Afrique du Sud - Nouvelle-Zélande, le drop de Carter :



Bernard Foley


Ses qualités 

Joueur au gabarit léger (86kg) formé au VII, l’Australien est un excellent attaquant. Particulièrement, vif, il porte beaucoup la balle et franchit régulièrement la ligne. Sentant bien le jeu, il sait faire jouer autour de lui et désorganiser la défense adverse par des passes rapides et variées. 

Défenseur solide, il rate très peu de placages. Cependant, moins à l’aise avec le pied, il fait encore des erreurs dans son jeu d’occupation et ses performances face aux perches restent irrégulières.

Sa vie chez les Wallabies

Connaissant sa première cape en octobre 2013, il a connu une arrivée tardive en sélection. Soumis à la rude concurrence de Quade Cooper ou Kurtley Beale, il ne compte que 26 sélections. Il a néanmoins remporté le Rugby Championship cette année en tant que titulaire.

Sa Coupe du Monde

Arrivé en Angleterre sur la pointe des pieds avec un statut très fragile, il s’est révélé en réalisant un match exceptionnel contre l’Angleterre. Dans un contexte brûlant à Twickenham, il a accompli une performance majuscule en étant le principal artisan de la victoire australienne. Auteur de 2 essais et d’un sans-faute comme buteur, il a inscrit 28 points et démontré toutes ses qualités d’attaquant. 

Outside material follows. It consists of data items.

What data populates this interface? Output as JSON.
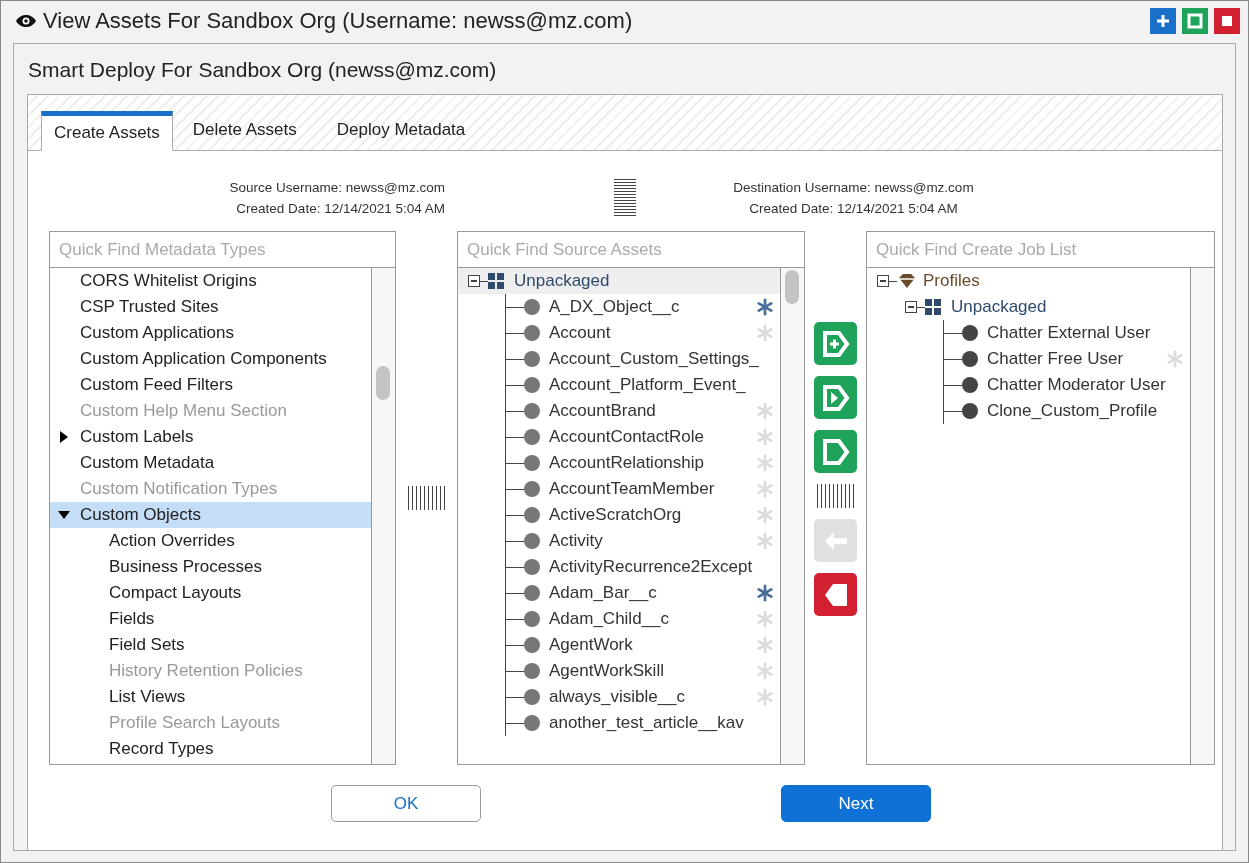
{
  "window": {
    "title": "View Assets For Sandbox Org (Username: newss@mz.com)"
  },
  "dialog": {
    "title": "Smart Deploy For Sandbox Org (newss@mz.com)"
  },
  "tabs": [
    {
      "label": "Create Assets",
      "selected": true
    },
    {
      "label": "Delete Assets",
      "selected": false
    },
    {
      "label": "Deploy Metadata",
      "selected": false
    }
  ],
  "source_info": {
    "username": "Source Username: newss@mz.com",
    "created": "Created Date: 12/14/2021 5:04 AM"
  },
  "destination_info": {
    "username": "Destination Username: newss@mz.com",
    "created": "Created Date: 12/14/2021 5:04 AM"
  },
  "metadata_types": {
    "placeholder": "Quick Find Metadata Types",
    "items": [
      {
        "label": "CORS Whitelist Origins",
        "disabled": false,
        "selected": false
      },
      {
        "label": "CSP Trusted Sites",
        "disabled": false,
        "selected": false
      },
      {
        "label": "Custom Applications",
        "disabled": false,
        "selected": false
      },
      {
        "label": "Custom Application Components",
        "disabled": false,
        "selected": false
      },
      {
        "label": "Custom Feed Filters",
        "disabled": false,
        "selected": false
      },
      {
        "label": "Custom Help Menu Section",
        "disabled": true,
        "selected": false
      },
      {
        "label": "Custom Labels",
        "disabled": false,
        "selected": false,
        "expanded": false
      },
      {
        "label": "Custom Metadata",
        "disabled": false,
        "selected": false
      },
      {
        "label": "Custom Notification Types",
        "disabled": true,
        "selected": false
      },
      {
        "label": "Custom Objects",
        "disabled": false,
        "selected": true,
        "expanded": true,
        "children": [
          {
            "label": "Action Overrides",
            "disabled": false,
            "selected": false
          },
          {
            "label": "Business Processes",
            "disabled": false,
            "selected": false
          },
          {
            "label": "Compact Layouts",
            "disabled": false,
            "selected": false
          },
          {
            "label": "Fields",
            "disabled": false,
            "selected": false
          },
          {
            "label": "Field Sets",
            "disabled": false,
            "selected": false
          },
          {
            "label": "History Retention Policies",
            "disabled": true,
            "selected": false
          },
          {
            "label": "List Views",
            "disabled": false,
            "selected": false
          },
          {
            "label": "Profile Search Layouts",
            "disabled": true,
            "selected": false
          },
          {
            "label": "Record Types",
            "disabled": false,
            "selected": false
          }
        ]
      }
    ]
  },
  "source_assets": {
    "placeholder": "Quick Find Source Assets",
    "root": {
      "label": "Unpackaged",
      "expanded": true,
      "selected": true,
      "children": [
        {
          "label": "A_DX_Object__c",
          "starred": true
        },
        {
          "label": "Account",
          "starred": false
        },
        {
          "label": "Account_Custom_Settings_"
        },
        {
          "label": "Account_Platform_Event_"
        },
        {
          "label": "AccountBrand",
          "starred": false
        },
        {
          "label": "AccountContactRole",
          "starred": false
        },
        {
          "label": "AccountRelationship",
          "starred": false
        },
        {
          "label": "AccountTeamMember",
          "starred": false
        },
        {
          "label": "ActiveScratchOrg",
          "starred": false
        },
        {
          "label": "Activity",
          "starred": false
        },
        {
          "label": "ActivityRecurrence2Except"
        },
        {
          "label": "Adam_Bar__c",
          "starred": true
        },
        {
          "label": "Adam_Child__c",
          "starred": false
        },
        {
          "label": "AgentWork",
          "starred": false
        },
        {
          "label": "AgentWorkSkill",
          "starred": false
        },
        {
          "label": "always_visible__c",
          "starred": false
        },
        {
          "label": "another_test_article__kav"
        }
      ]
    }
  },
  "transfer_buttons": [
    {
      "kind": "add",
      "disabled": false
    },
    {
      "kind": "add-one",
      "disabled": false
    },
    {
      "kind": "add-all",
      "disabled": false
    },
    {
      "kind": "grip"
    },
    {
      "kind": "remove",
      "disabled": true
    },
    {
      "kind": "remove-all",
      "disabled": false
    }
  ],
  "job_list": {
    "placeholder": "Quick Find Create Job List",
    "root": {
      "label": "Profiles",
      "expanded": true,
      "children": [
        {
          "label": "Unpackaged",
          "expanded": true,
          "children": [
            {
              "label": "Chatter External User"
            },
            {
              "label": "Chatter Free User",
              "starred": false
            },
            {
              "label": "Chatter Moderator User"
            },
            {
              "label": "Clone_Custom_Profile"
            }
          ]
        }
      ]
    }
  },
  "buttons": [
    {
      "label": "OK",
      "kind": "secondary"
    },
    {
      "label": "Next",
      "kind": "primary"
    }
  ]
}
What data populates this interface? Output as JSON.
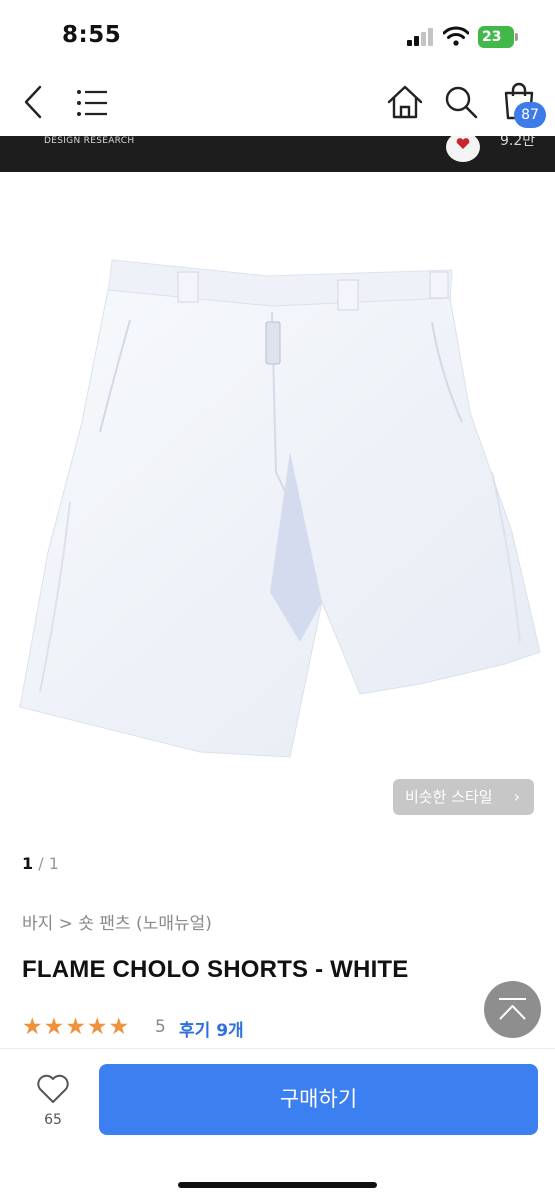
{
  "status_bar": {
    "time": "8:55",
    "battery_level": "23",
    "icons": [
      "cellular-signal-icon",
      "wifi-icon",
      "battery-charging-icon"
    ],
    "battery_color": "#43b84a"
  },
  "nav": {
    "icons": [
      "back-icon",
      "menu-icon",
      "home-icon",
      "search-icon",
      "cart-icon"
    ],
    "cart_count": "87",
    "badge_color": "#3c7be8"
  },
  "brand_strip": {
    "subtitle": "DESIGN RESEARCH",
    "like_count": "9.2만"
  },
  "product": {
    "similar_style_label": "비슷한 스타일",
    "pager": {
      "current": "1",
      "separator": " / ",
      "total": "1"
    },
    "breadcrumb": "바지 > 숏 팬츠 (노매뉴얼)",
    "title": "FLAME CHOLO SHORTS - WHITE",
    "stars": "★★★★★",
    "rating": "5",
    "rating_value": 5,
    "rating_max": 5,
    "review_link": "후기 9개",
    "star_color": "#f0923c",
    "link_color": "#2f6fde"
  },
  "bottom_bar": {
    "like_count": "65",
    "buy_label": "구매하기",
    "buy_color": "#3c7ff0"
  }
}
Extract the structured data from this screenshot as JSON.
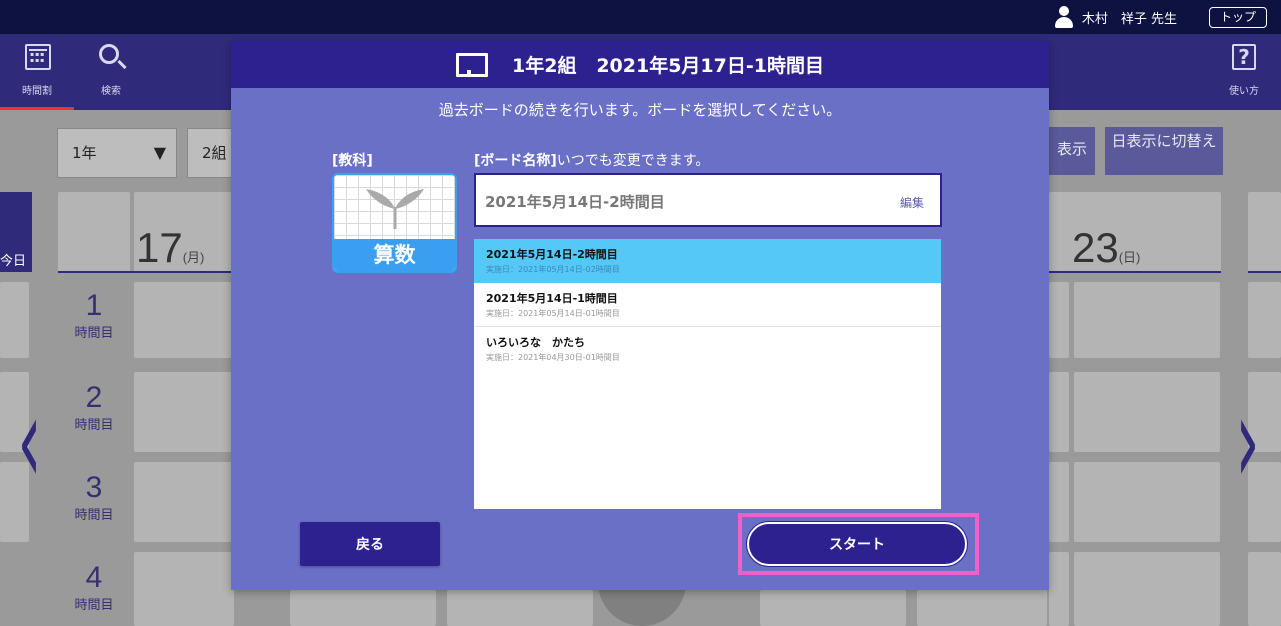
{
  "header": {
    "user_name": "木村　祥子 先生",
    "top_button": "トップ"
  },
  "nav": {
    "timetable": "時間割",
    "search": "検索",
    "help": "使い方"
  },
  "background": {
    "grade_select": "1年",
    "class_select": "2組",
    "week_display_btn": "表示",
    "day_display_btn": "日表示に切替え",
    "today_label": "今日",
    "day_first": "17",
    "day_first_weekday": "(月)",
    "day_last": "23",
    "day_last_weekday": "(日)",
    "periods": [
      {
        "n": "1",
        "t": "時間目"
      },
      {
        "n": "2",
        "t": "時間目"
      },
      {
        "n": "3",
        "t": "時間目"
      },
      {
        "n": "4",
        "t": "時間目"
      }
    ]
  },
  "modal": {
    "title_class": "1年2組",
    "title_date": "2021年5月17日-1時間目",
    "subtitle": "過去ボードの続きを行います。ボードを選択してください。",
    "subject_label": "[教科]",
    "subject_name": "算数",
    "board_label_bold": "[ボード名称]",
    "board_label_rest": "いつでも変更できます。",
    "board_name_value": "2021年5月14日-2時間目",
    "edit_label": "編集",
    "boards": [
      {
        "name": "2021年5月14日-2時間目",
        "date": "実施日：2021年05月14日-02時間目",
        "selected": true
      },
      {
        "name": "2021年5月14日-1時間目",
        "date": "実施日：2021年05月14日-01時間目",
        "selected": false
      },
      {
        "name": "いろいろな　かたち",
        "date": "実施日：2021年04月30日-01時間目",
        "selected": false
      }
    ],
    "back_button": "戻る",
    "start_button": "スタート"
  },
  "colors": {
    "header_bg": "#0e1240",
    "nav_bg": "#2f2a7a",
    "modal_bg": "#6a70c6",
    "modal_header": "#2d208f",
    "selected_row": "#56c8f8",
    "subject_blue": "#3a9ff0",
    "highlight": "#f060c8"
  }
}
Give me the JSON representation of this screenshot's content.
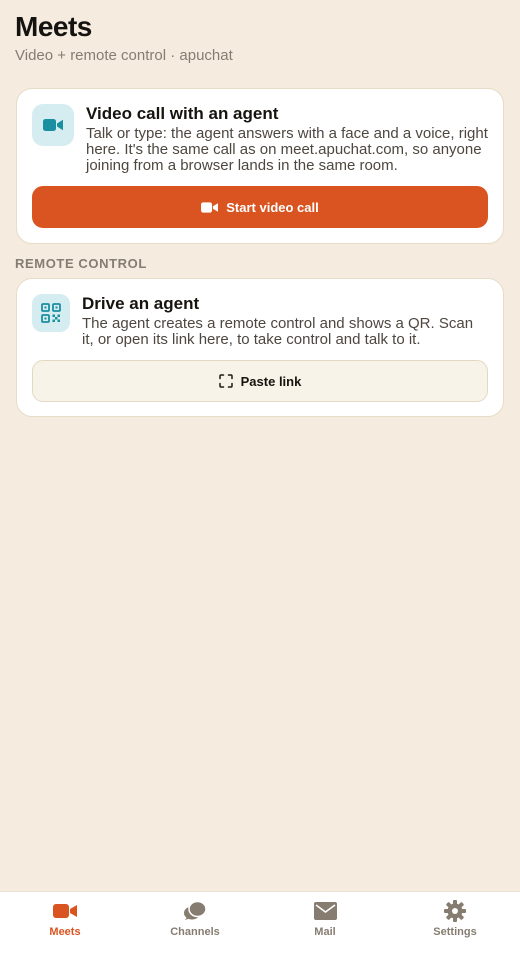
{
  "header": {
    "title": "Meets",
    "subtitle": "Video + remote control · apuchat"
  },
  "video_card": {
    "icon": "video-camera-icon",
    "title": "Video call with an agent",
    "description": "Talk or type: the agent answers with a face and a voice, right here. It's the same call as on meet.apuchat.com, so anyone joining from a browser lands in the same room.",
    "button_label": "Start video call"
  },
  "remote_section": {
    "label": "REMOTE CONTROL"
  },
  "remote_card": {
    "icon": "qr-code-icon",
    "title": "Drive an agent",
    "description": "The agent creates a remote control and shows a QR. Scan it, or open its link here, to take control and talk to it.",
    "button_label": "Paste link"
  },
  "tabbar": {
    "tabs": [
      {
        "label": "Meets",
        "icon": "video-camera-icon",
        "active": true
      },
      {
        "label": "Channels",
        "icon": "chat-bubbles-icon",
        "active": false
      },
      {
        "label": "Mail",
        "icon": "envelope-icon",
        "active": false
      },
      {
        "label": "Settings",
        "icon": "gear-icon",
        "active": false
      }
    ]
  },
  "colors": {
    "background": "#f5ecdf",
    "accent": "#d95420",
    "icon_tile": "#d5edf1",
    "icon_teal": "#1a8fa0",
    "muted": "#867c70"
  }
}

Sur un nuage, il a enchaîné les bonnes performances en poule avant de connaître un coup de moins bien lors des phases finales. Moins précis, il a connu des hauts et des bas contre l’Ecosse et l’Argentine. Cependant, il n’a pas tremblé au moment de passer la pénalité de la gagne à la dernière minute en quart de finale.